The authors of the Case-Shiller index had assigned the index a value of 100.0 in January of 2000. This figure does not represent a dollar value for home prices but is simply a benchmarking tool. In December 2008, after a severe 28% decline from its June 2006 peak of 226.29, the Case-Shiller 10 City index stood at 162.1. However, if home prices had followed the 3.4% annual 100-year trend line from December 1997 (when the index was at 82.3), then the index would have arrived at only 118.92 in December 2008. This would suggest that the index would need to decline an additional 27% to get back to the historical trend line. Extrapolating along the sunnier 50-year annual average increase would put the index at 132.2 by December 2008. This would still put the trend line 18.5% below current prices. A cursory look at the chart below should disabuse anyone of the notion that home prices have now hit bottom. Policymakers and economists should by no means rely upon projections that see home prices turning around in the near term.
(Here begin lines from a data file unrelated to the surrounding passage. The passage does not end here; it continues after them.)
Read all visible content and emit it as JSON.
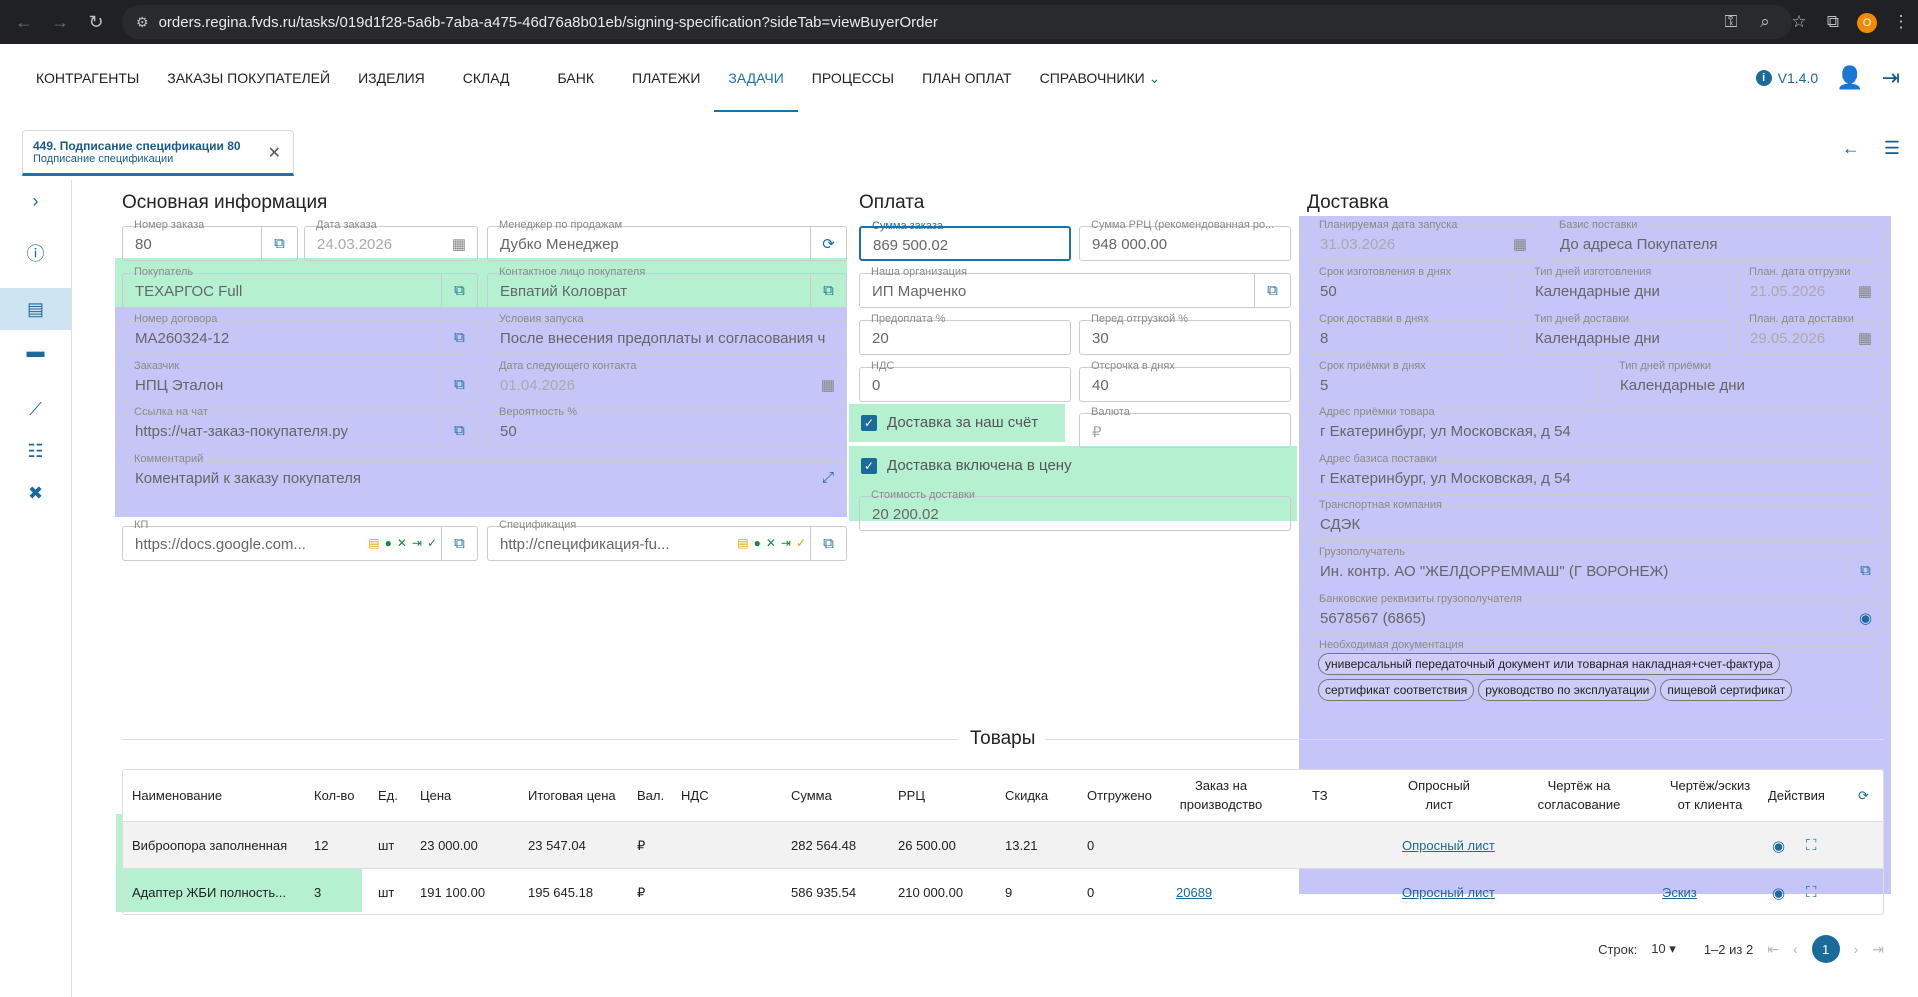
{
  "browser": {
    "url": "orders.regina.fvds.ru/tasks/019d1f28-5a6b-7aba-a475-46d76a8b01eb/signing-specification?sideTab=viewBuyerOrder",
    "profile_initial": "O"
  },
  "nav": {
    "items": [
      "Контрагенты",
      "Заказы покупателей",
      "Изделия",
      "Склад",
      "Банк",
      "Платежи",
      "Задачи",
      "Процессы",
      "План оплат",
      "Справочники"
    ],
    "active": "Задачи",
    "version": "V1.4.0"
  },
  "tab": {
    "title": "449. Подписание спецификации 80",
    "subtitle": "Подписание спецификации"
  },
  "main": {
    "title": "Основная информация",
    "order_number_label": "Номер заказа",
    "order_number": "80",
    "order_date_label": "Дата заказа",
    "order_date": "24.03.2026",
    "manager_label": "Менеджер по продажам",
    "manager": "Дубко Менеджер",
    "buyer_label": "Покупатель",
    "buyer": "ТЕХАРГОС Full",
    "contact_label": "Контактное лицо покупателя",
    "contact": "Евпатий Коловрат",
    "contract_label": "Номер договора",
    "contract": "МА260324-12",
    "launch_cond_label": "Условия запуска",
    "launch_cond": "После внесения предоплаты и согласования ч",
    "customer_label": "Заказчик",
    "customer": "НПЦ Эталон",
    "next_contact_label": "Дата следующего контакта",
    "next_contact": "01.04.2026",
    "chat_label": "Ссылка на чат",
    "chat": "https://чат-заказ-покупателя.ру",
    "probability_label": "Вероятность %",
    "probability": "50",
    "comment_label": "Комментарий",
    "comment": "Коментарий к заказу покупателя",
    "kp_label": "КП",
    "kp": "https://docs.google.com...",
    "spec_label": "Спецификация",
    "spec": "http://спецификация-fu..."
  },
  "payment": {
    "title": "Оплата",
    "sum_label": "Сумма заказа",
    "sum": "869 500.02",
    "rrp_label": "Сумма РРЦ (рекомендованная ро...",
    "rrp": "948 000.00",
    "org_label": "Наша организация",
    "org": "ИП Марченко",
    "prepay_label": "Предоплата %",
    "prepay": "20",
    "before_ship_label": "Перед отгрузкой %",
    "before_ship": "30",
    "vat_label": "НДС",
    "vat": "0",
    "delay_label": "Отсрочка в днях",
    "delay": "40",
    "delivery_ours": "Доставка за наш счёт",
    "currency_label": "Валюта",
    "currency": "₽",
    "delivery_included": "Доставка включена в цену",
    "delivery_cost_label": "Стоимость доставки",
    "delivery_cost": "20 200.02"
  },
  "delivery": {
    "title": "Доставка",
    "launch_date_label": "Планируемая дата запуска",
    "launch_date": "31.03.2026",
    "basis_label": "Базис поставки",
    "basis": "До адреса Покупателя",
    "prod_days_label": "Срок изготовления в днях",
    "prod_days": "50",
    "prod_type_label": "Тип дней изготовления",
    "prod_type": "Календарные дни",
    "ship_date_label": "План. дата отгрузки",
    "ship_date": "21.05.2026",
    "del_days_label": "Срок доставки в днях",
    "del_days": "8",
    "del_type_label": "Тип дней доставки",
    "del_type": "Календарные дни",
    "del_date_label": "План. дата доставки",
    "del_date": "29.05.2026",
    "accept_days_label": "Срок приёмки в днях",
    "accept_days": "5",
    "accept_type_label": "Тип дней приёмки",
    "accept_type": "Календарные дни",
    "accept_addr_label": "Адрес приёмки товара",
    "accept_addr": "г Екатеринбург, ул Московская, д 54",
    "basis_addr_label": "Адрес базиса поставки",
    "basis_addr": "г Екатеринбург, ул Московская, д 54",
    "transport_label": "Транспортная компания",
    "transport": "СДЭК",
    "consignee_label": "Грузополучатель",
    "consignee": "Ин. контр. АО \"ЖЕЛДОРРЕММАШ\" (Г ВОРОНЕЖ)",
    "bank_label": "Банковские реквизиты грузополучателя",
    "bank": "5678567 (6865)",
    "docs_label": "Необходимая документация",
    "docs": [
      "универсальный передаточный документ или товарная накладная+счет-фактура",
      "сертификат соответствия",
      "руководство по эксплуатации",
      "пищевой сертификат"
    ]
  },
  "goods": {
    "title": "Товары",
    "headers": [
      "Наименование",
      "Кол-во",
      "Ед.",
      "Цена",
      "Итоговая цена",
      "Вал.",
      "НДС",
      "Сумма",
      "РРЦ",
      "Скидка",
      "Отгружено",
      "Заказ на производство",
      "ТЗ",
      "Опросный лист",
      "Чертёж на согласование",
      "Чертёж/эскиз от клиента",
      "Действия"
    ],
    "rows": [
      {
        "name": "Виброопора заполненная",
        "qty": "12",
        "unit": "шт",
        "price": "23 000.00",
        "total_price": "23 547.04",
        "cur": "₽",
        "vat": "",
        "sum": "282 564.48",
        "rrp": "26 500.00",
        "discount": "13.21",
        "shipped": "0",
        "prod_order": "",
        "tz": "",
        "survey": "Опросный лист",
        "drawing": "",
        "sketch": ""
      },
      {
        "name": "Адаптер ЖБИ полность...",
        "qty": "3",
        "unit": "шт",
        "price": "191 100.00",
        "total_price": "195 645.18",
        "cur": "₽",
        "vat": "",
        "sum": "586 935.54",
        "rrp": "210 000.00",
        "discount": "9",
        "shipped": "0",
        "prod_order": "20689",
        "tz": "",
        "survey": "Опросный лист",
        "drawing": "",
        "sketch": "Эскиз"
      }
    ],
    "rows_label": "Строк:",
    "rows_per_page": "10",
    "range": "1–2 из 2",
    "page": "1"
  }
}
However, the story by no means ends there. Given the current conditions in the real estate market, with bloated inventories, growing unemployment, nonexistent consumer credit and shattered illusions of real estate riches, it would be logical to assume that prices will fall below the trend line. How much is anybody’s guess, but 10% would be conservative. Given that we are entering uncharted territory with price declines much sharper than those seen in the Great Depression, I would argue that the 100-year price trend would be the better projection to use. In such a scenario, the index would bottom out at around 108 if a 10% overshoot on the downside is seen. That leaves another 34% decline in home prices on the table.
That would indicate a median existing home price of $115,632 at the bottom, although given the way in which the scenario thus far has played out closer to the way the deflation hawks predicted, I wouldn’t count on the mass inflation that he’s expecting to provide a higher nominal price.